Say the word “Hallowe’en” in most parts of the world, and the reaction will be: pumpkins, candy apples, trick or treating, lanterns, fancy-dress parties, and of course, teenagers getting sliced and diced in leafy Californian suburbs by masked maniacs with mommy issues.
Hallowe’en, after all, is as American as apple pie and the Fourth of July, right?
Wrong, of course, as we know here in Ireland, but the rest of the planet isn’t so sure about that. I found it impossible, when living in Japan, to convince the natives that Halloween wasn’t an invention of 1970s America, but was in fact the modern expression of an ancient Irish festival called Samhain.
That old ritual marked life and death, the body and soul, the passing of the seasons, our world and the next. It has been hijacked by Hollywood, then reworked, repackaged, rebranded and re-sold back to us.
And like most Hollywood creations, it bears about as much relevance to reality as, well, a film about teenagers getting sliced and diced in leafy Californian suburbs by masked maniacs with mommy issues…
The Hollywood cliché
Halloween is an American festival which dates from round about the time murderous Michael Myers first broke out of the mental asylum, i.e. 1978.
The historical reality
While some historians have gone back as far as an ancient Roman festival of the dead called Parentalia, Halloween is generally considered to have derived from an Irish traditional event which developed between the 5th and 8th centuries.
Samhain, which translates as “summer’s end”, was celebrated over several days.
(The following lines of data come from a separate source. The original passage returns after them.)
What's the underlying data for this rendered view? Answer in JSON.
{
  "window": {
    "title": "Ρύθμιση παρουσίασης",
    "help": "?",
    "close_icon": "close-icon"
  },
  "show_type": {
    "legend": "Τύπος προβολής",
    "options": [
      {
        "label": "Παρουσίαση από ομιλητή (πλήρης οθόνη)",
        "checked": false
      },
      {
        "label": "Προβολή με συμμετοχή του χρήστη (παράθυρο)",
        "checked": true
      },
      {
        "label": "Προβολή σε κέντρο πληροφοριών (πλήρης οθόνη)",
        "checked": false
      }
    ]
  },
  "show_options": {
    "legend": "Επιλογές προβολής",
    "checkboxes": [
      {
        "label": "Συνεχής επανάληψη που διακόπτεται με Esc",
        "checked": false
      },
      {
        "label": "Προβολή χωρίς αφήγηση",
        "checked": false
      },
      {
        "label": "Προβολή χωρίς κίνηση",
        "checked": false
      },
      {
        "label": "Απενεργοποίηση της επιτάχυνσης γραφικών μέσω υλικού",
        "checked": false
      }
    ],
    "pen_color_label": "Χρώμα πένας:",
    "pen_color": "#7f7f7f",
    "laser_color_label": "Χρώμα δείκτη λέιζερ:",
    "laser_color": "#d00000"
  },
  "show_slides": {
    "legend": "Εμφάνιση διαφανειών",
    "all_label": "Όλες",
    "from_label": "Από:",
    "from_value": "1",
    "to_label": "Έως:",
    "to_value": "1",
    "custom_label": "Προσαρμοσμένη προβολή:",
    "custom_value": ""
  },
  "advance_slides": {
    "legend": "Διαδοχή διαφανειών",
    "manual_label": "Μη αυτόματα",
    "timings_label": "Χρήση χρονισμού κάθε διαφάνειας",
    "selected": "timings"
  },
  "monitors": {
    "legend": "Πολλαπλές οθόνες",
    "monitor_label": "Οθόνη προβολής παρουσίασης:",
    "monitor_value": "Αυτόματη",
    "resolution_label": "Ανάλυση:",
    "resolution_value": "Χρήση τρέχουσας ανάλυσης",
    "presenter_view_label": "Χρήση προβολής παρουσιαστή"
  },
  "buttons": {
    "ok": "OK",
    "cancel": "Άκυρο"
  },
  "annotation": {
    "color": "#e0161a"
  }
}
It marked the end of the “lighter half” of the year and the beginning of the darkness, and was sometimes thought of as the Celtic New Year.
Our ancestors would take stock of food supplies, slaughter animals and so on. And convinced by the sight of dying plants and animals, they believed that the border between this world and the afterlife became porous at Samhain, thus allowing spirits to pass through.
People and their livestock would walk between two bonfires as a cleansing ritual, and the bones of slaughtered livestock were thrown into the flames. Samhain is still celebrated by people who have pagan, Wiccan or neo-Celtic beliefs.
The Hollywood cliché
Trick or treating is the classic, traditional Halloween activity.
The historical reality
The practice of begging for sweeties from the neighbours has by now become a tradition on October 31, yes, but it’s not part of the original Celtic festival. In fact, it dates from the Middle Ages and is a mixture of several different practices of the time, in Ireland and Britain: dressing up and going door-to-door at various holidays was common, while poor people would go “souling” on November 1, receiving food in return for their prayers for the dead.
The modern version of trick or treating enjoyed renewed popularity in the New World from the 1930s onwards and eventually returned to here.
The Hollywood cliché
People get dolled up in fancy dress for the fun of it, as a break from the boredom of their lives, and to increase their chances of sexual success at a Halloween booze-up.
The historical reality
People wore costumes and masks, or blackened their faces, to try and frighten or placate malevolent spirits. These they believed could pass into our world on this night, with predictably terrifying results.
The Hollywood cliché
Everybody hollows out a pumpkin, carves a face on to it and sticks a candle inside to make a spooky-looking lantern.
The historical reality
Actually, here they’re not too far wrong, except during Samhain the ancient Irish used a turnip – an indigenous vegetable of this island – called a Samhnag. These were thought to ward off harmful spirits.
The Hollywood cliché
Halloween is all about death, horror, evil, vampires, zombies, mummies, witches, werewolves and demons.
The historical reality
Where to begin? First, Samhain was not just about literal death; it also honoured the metaphorical death of summer – a time of growth, life, food production – the final harvest, the fact that free grazing is no longer possible for livestock, and the arrival of winter, when most living things either die off or go into the death-like state that is hibernation.
As regards evil, yes, there was a very real fear of malicious ghosties entering our realm, but the rest of it is pure Hollywood invention and has nothing to do with the Irish tradition of Samhain.
Vampires are an Eastern European legend, zombies hail from the West Indies, mummies are Egyptian, werewolves are middle European and demons are normally found in the Bible, a Middle Eastern book.
We’ve always had witches, of course – and still do – but practitioners of the ancient knowledge of Wicca would be horrified to think that they were considered, well, horrors. It’s just a pagan belief system, and they don’t really fly around on broomsticks.
The Hollywood cliché
All kids are interested in doing at Halloween is watching gory movies and stuffing their fat, overfed faces with sweets.
The historical reality
Traditionally, Irish children enjoyed a range of activities at Halloween, none of which involved gory movies and stuffing our faces with sweets (mainly because both had been banned by our parents).
These old-fashioned pastimes included bobbing for apples, bobbing for coins, apple on a string, searching for the gold ring in a loaf of barmbrack, hide-and-go-seek, telling of ghost stories, and various games of divination: staring into a darkened mirror to see your future spouse, dangling a silver ring on a chain over someone’s hand to foretell how many children they’d have, even asking questions of rudimentary Ouija boards.
All nonsense, of course, but good, spooky fun all the same.